Мама-сан чудно наклонила голову, словно пересмешник на ветке, и ответила:
— Заведение принадлежит ему.
И улыбнулась Хонно застенчиво и даже подобострастно.
— Скажите, вы обедали сегодня в Джинзе, в его клубе?
— Как, и клуб тоже принадлежит Большому Эзу?
— Конечно, — и Мама-сан снова по-птичьи кивнула головой. На лице ее появилось точно такое же выражение, как у мамаши, гордящейся достижениями своего сына. — Большой Эзу владеет многим, но ему все это не нужно. Понимаете, что я имею в виду?
— Не совсем.
— Попробую объяснить. — Мама-сан сложила руки на коленях. Неяркий свет струился из соседней комнаты, отделенной от той, где находились женщины, не стеной, а украшенными эротическими рисунками седзи [3] . Этот свет мягко освещал лицо женщины, делая его очертания нечеткими, размытыми; Хонно вспомнился вид Токио, открывавшийся из стрельчатых узких окон в ресторане, где они с Большим Эзу обедали, — такой же нереальный, лишенный четких контуров, как и лицо Мамы-сан. — Я имею в виду следующее. Человек достигает определенного благополучия, но на что уходит его богатство, если ему недостает разума? Конечно, он может ездить на дорогих машинах, покупать изысканную одежду, иметь дом в Кодзимаси, но если этого человека не уважают, он ничто, несмотря на все его богатство; жизнь его — как вода, бесследно уходящая в песок.
3
Седзи — передвижные решетчатые стенные рамы, оклеенные матовой плотной рисовой бумагой.

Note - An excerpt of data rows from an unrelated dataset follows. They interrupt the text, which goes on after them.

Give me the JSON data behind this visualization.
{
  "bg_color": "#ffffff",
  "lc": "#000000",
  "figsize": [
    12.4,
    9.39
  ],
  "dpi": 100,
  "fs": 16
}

— Это вы говорите о Большом Эзу?
— Нет, ну что вы, никоим образом. Я стараюсь объяснить вам истинную природу вещей. Некоторые события, потрясающие нас до глубины души, нуждаются в толковом, логическом объяснении. Это объяснение помогает нам умом понять то, что отказывается понимать наше сердце.
В этот момент появился Большой Эзу.
— Нам пора, Мама-сан. Мы поднимемся наверх. Пожилая женщина поклонилась.
— Понимаю.
— Вы закончили ваш разговор?
Мама-сан загадочно взглянула на него и ответила:
— Мы философствовали, а делать это можно бесконечно.

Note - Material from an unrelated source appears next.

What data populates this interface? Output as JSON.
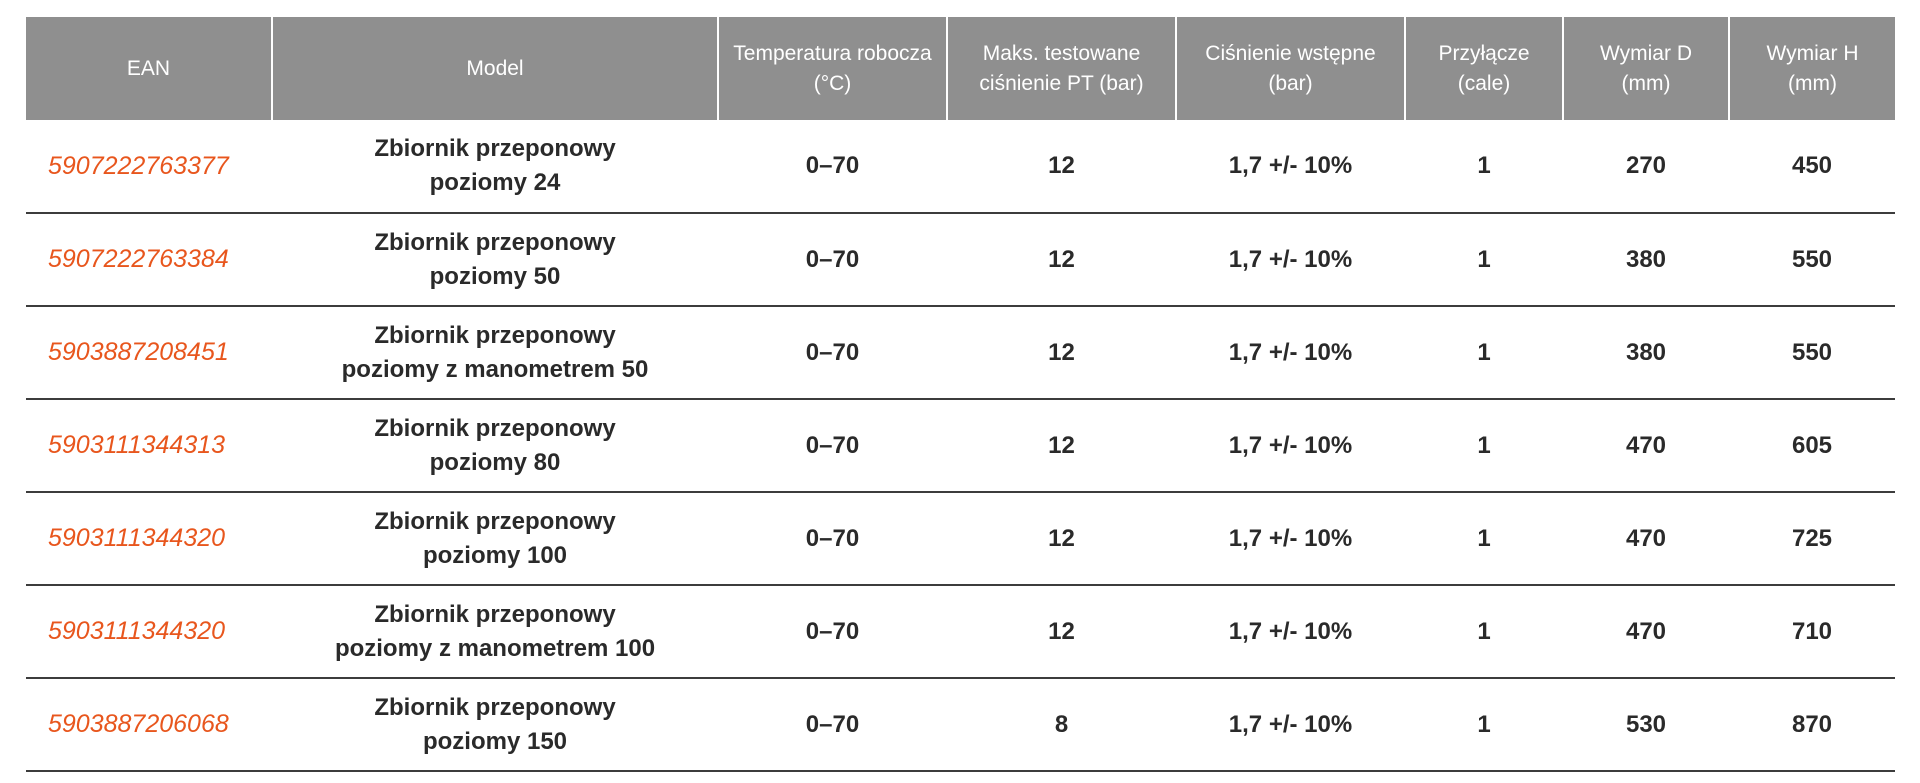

Большой Эзу, в свою очередь, поклонился Маме-сан и сделал Хонно знак следовать за ним. Они вышли из комнаты и прошли к лестнице. В холле Хонно заметила какого-то человека, очень похожего на одного из людей Большого Эзу; он стоял у лестницы и отвел взгляд в сторону, когда Большой Эзу, а за ним Хонно проследовали мимо.
— Куда мы идем? Зачем мы здесь? — начала спрашивать Хонно, но ответа не получила.

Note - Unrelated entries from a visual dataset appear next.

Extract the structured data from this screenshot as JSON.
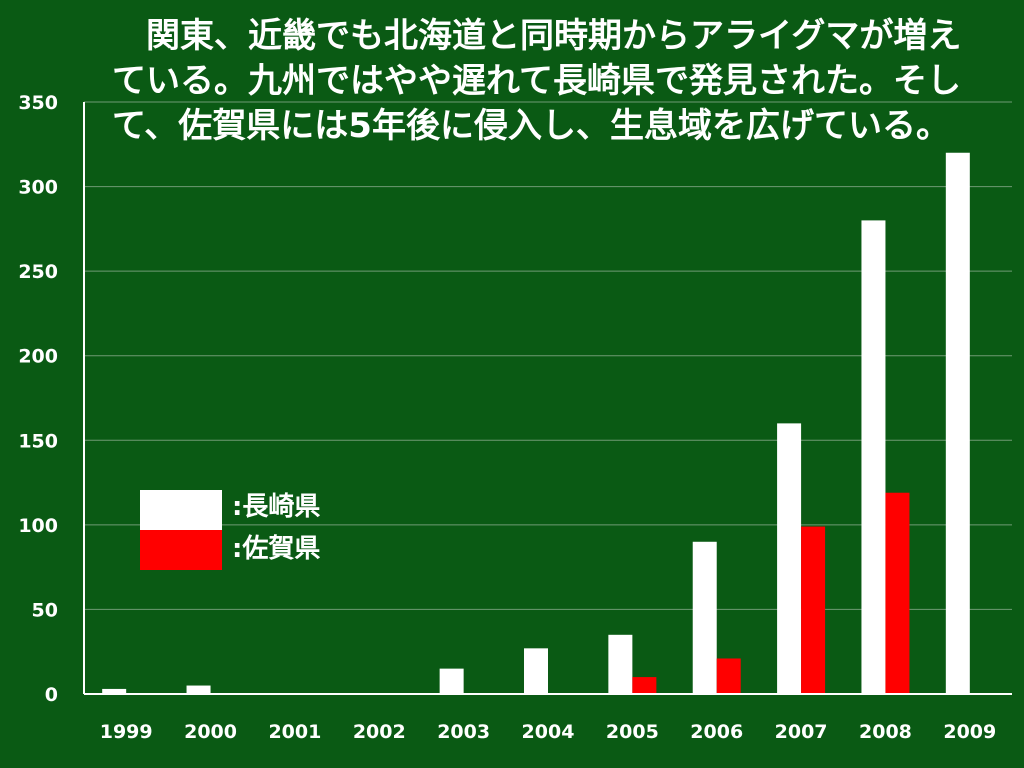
{
  "slide": {
    "headline": "　関東、近畿でも北海道と同時期からアライグマが増えている。九州ではやや遅れて長崎県で発見された。そして、佐賀県には5年後に侵入し、生息域を広げている。"
  },
  "colors": {
    "background": "#0a5a14",
    "gridline": "#6f9a73",
    "axis": "#ffffff",
    "text": "#ffffff"
  },
  "chart_data": {
    "type": "bar",
    "title": "",
    "xlabel": "",
    "ylabel": "",
    "categories": [
      "1999",
      "2000",
      "2001",
      "2002",
      "2003",
      "2004",
      "2005",
      "2006",
      "2007",
      "2008",
      "2009"
    ],
    "series": [
      {
        "name": ":長崎県",
        "color": "#ffffff",
        "values": [
          3,
          5,
          0,
          0,
          15,
          27,
          35,
          90,
          160,
          280,
          320
        ]
      },
      {
        "name": ":佐賀県",
        "color": "#ff0000",
        "values": [
          0,
          0,
          0,
          0,
          0,
          0,
          10,
          21,
          99,
          119,
          0
        ]
      }
    ],
    "ylim": [
      0,
      350
    ],
    "yticks": [
      "0",
      "50",
      "100",
      "150",
      "200",
      "250",
      "300",
      "350"
    ],
    "grid": true,
    "legend_position": "middle-left"
  }
}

Они поднялись на второй этаж, где большое помещение делилось на отдельные комнаты при помощи седзи — таких же, какие Хонно видела в первой комнате — из рисовой бумаги и с эротическими рисунками. Строго говоря, это были и не комнаты в обычном понимании, и в них невозможно было уединиться полностью, хотя подобное, с точки зрения европейца, неудобство не мешало японцам, чуждым индивидуализма.